Mìltos Sakhtoùris (1919-2005) n’a jamais voyagé, n’a jamais eu de métier. Son seul travail, sa seule aventure a été la poésie.
Issu du surréalisme, comme bien des jeunes poètes grecs de l’époque, Sakhtoùris a bientôt – non moins normalement – acquis son indépendance
J'ai vécu près des vivants
j'ai aimé les vivants
mais mon cœur était plus proche
des rudes malades aux larges ailes
des fous superbes sans limites
et d'autres merveilleusement morts
des larmes tendues dans les yeux
épingles noires toutes neuves
quand chantera la couleur des oiseaux ?
quand les papillons frapperont-ils les couteaux ?

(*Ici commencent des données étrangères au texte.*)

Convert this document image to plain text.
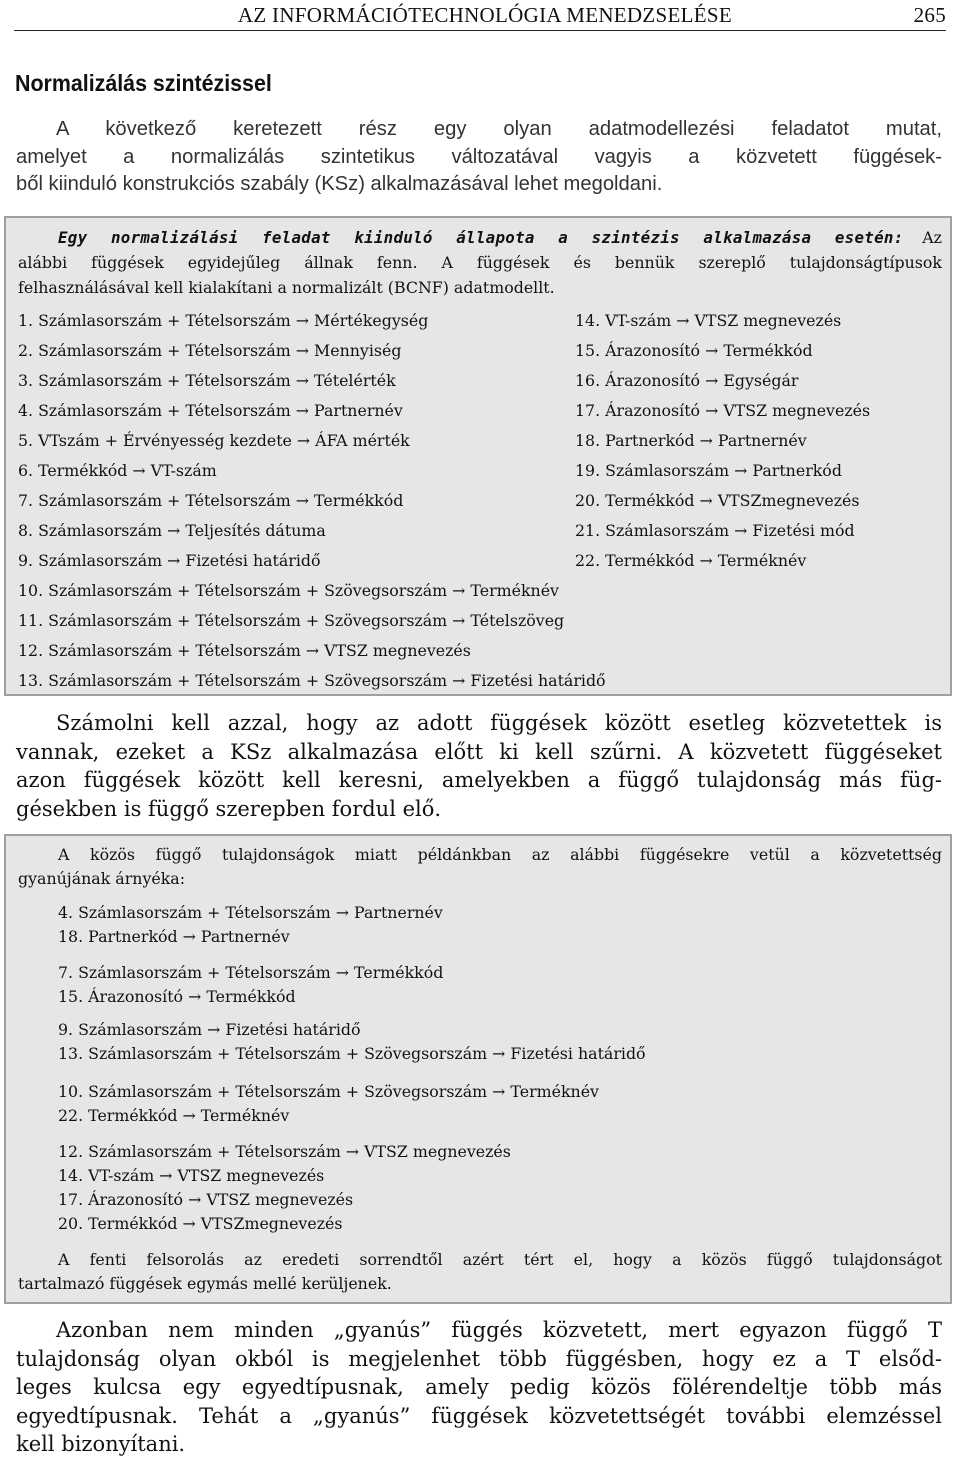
AZ INFORMÁCIÓTECHNOLÓGIA MENEDZSELÉSE	265
Normalizálás szintézissel
A következő keretezett rész egy olyan adatmodellezési feladatot mutat,
amelyet a normalizálás szintetikus változatával vagyis a közvetett függések-
ből kiinduló konstrukciós szabály (KSz) alkalmazásával lehet megoldani.
Egy normalizálási feladat kiinduló állapota a szintézis alkalmazása esetén: Az
alábbi függések egyidejűleg állnak fenn. A függések és bennük szereplő tulajdonságtípusok
felhasználásával kell kialakítani a normalizált (BCNF) adatmodellt.
1. Számlasorszám + Tételsorszám → Mértékegység
2. Számlasorszám + Tételsorszám → Mennyiség
3. Számlasorszám + Tételsorszám → Tételérték
4. Számlasorszám + Tételsorszám → Partnernév
5. VTszám + Érvényesség kezdete → ÁFA mérték
6. Termékkód → VT-szám
7. Számlasorszám + Tételsorszám → Termékkód
8. Számlasorszám → Teljesítés dátuma
9. Számlasorszám → Fizetési határidő
14. VT-szám → VTSZ megnevezés
15. Árazonosító → Termékkód
16. Árazonosító → Egységár
17. Árazonosító → VTSZ megnevezés
18. Partnerkód → Partnernév
19. Számlasorszám → Partnerkód
20. Termékkód → VTSZmegnevezés
21. Számlasorszám → Fizetési mód
22. Termékkód → Terméknév
10. Számlasorszám + Tételsorszám + Szövegsorszám → Terméknév
11. Számlasorszám + Tételsorszám + Szövegsorszám → Tételszöveg
12. Számlasorszám + Tételsorszám → VTSZ megnevezés
13. Számlasorszám + Tételsorszám + Szövegsorszám → Fizetési határidő
Számolni kell azzal, hogy az adott függések között esetleg közvetettek is
vannak, ezeket a KSz alkalmazása előtt ki kell szűrni. A közvetett függéseket
azon függések között kell keresni, amelyekben a függő tulajdonság más füg-
gésekben is függő szerepben fordul elő.
A közös függő tulajdonságok miatt példánkban az alábbi függésekre vetül a közvetettség
gyanújának árnyéka:
4. Számlasorszám + Tételsorszám → Partnernév
18. Partnerkód → Partnernév
7. Számlasorszám + Tételsorszám → Termékkód
15. Árazonosító → Termékkód
9. Számlasorszám → Fizetési határidő
13. Számlasorszám + Tételsorszám + Szövegsorszám → Fizetési határidő
10. Számlasorszám + Tételsorszám + Szövegsorszám → Terméknév
22. Termékkód → Terméknév
12. Számlasorszám + Tételsorszám → VTSZ megnevezés
14. VT-szám → VTSZ megnevezés
17. Árazonosító → VTSZ megnevezés
20. Termékkód → VTSZmegnevezés
A fenti felsorolás az eredeti sorrendtől azért tért el, hogy a közös függő tulajdonságot
tartalmazó függések egymás mellé kerüljenek.
Azonban nem minden „gyanús” függés közvetett, mert egyazon függő T
tulajdonság olyan okból is megjelenhet több függésben, hogy ez a T elsőd-
leges kulcsa egy egyedtípusnak, amely pedig közös fölérendeltje több más
egyedtípusnak. Tehát a „gyanús” függések közvetettségét további elemzéssel
kell bizonyítani.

quand aux soleils pousseront d’autres mains
et le sommeil les videra de tout ce noir
Au matin
de jeunes oiseaux
picoraient les rayons du soleil
et des boutons couvraient le front des statues
des filles en fureur ont dansé autour
les yeux lourds de fatigue elles ont chanté d’autres cieux
Je me suis coupée la tête
l’ai mise dans une assiette
l’ai portée à mon médecin
- Elle n’a rien, m’a-t-il dit
elle n’est que chauffée à blanc
jette-là dans la rivière et nous verrons »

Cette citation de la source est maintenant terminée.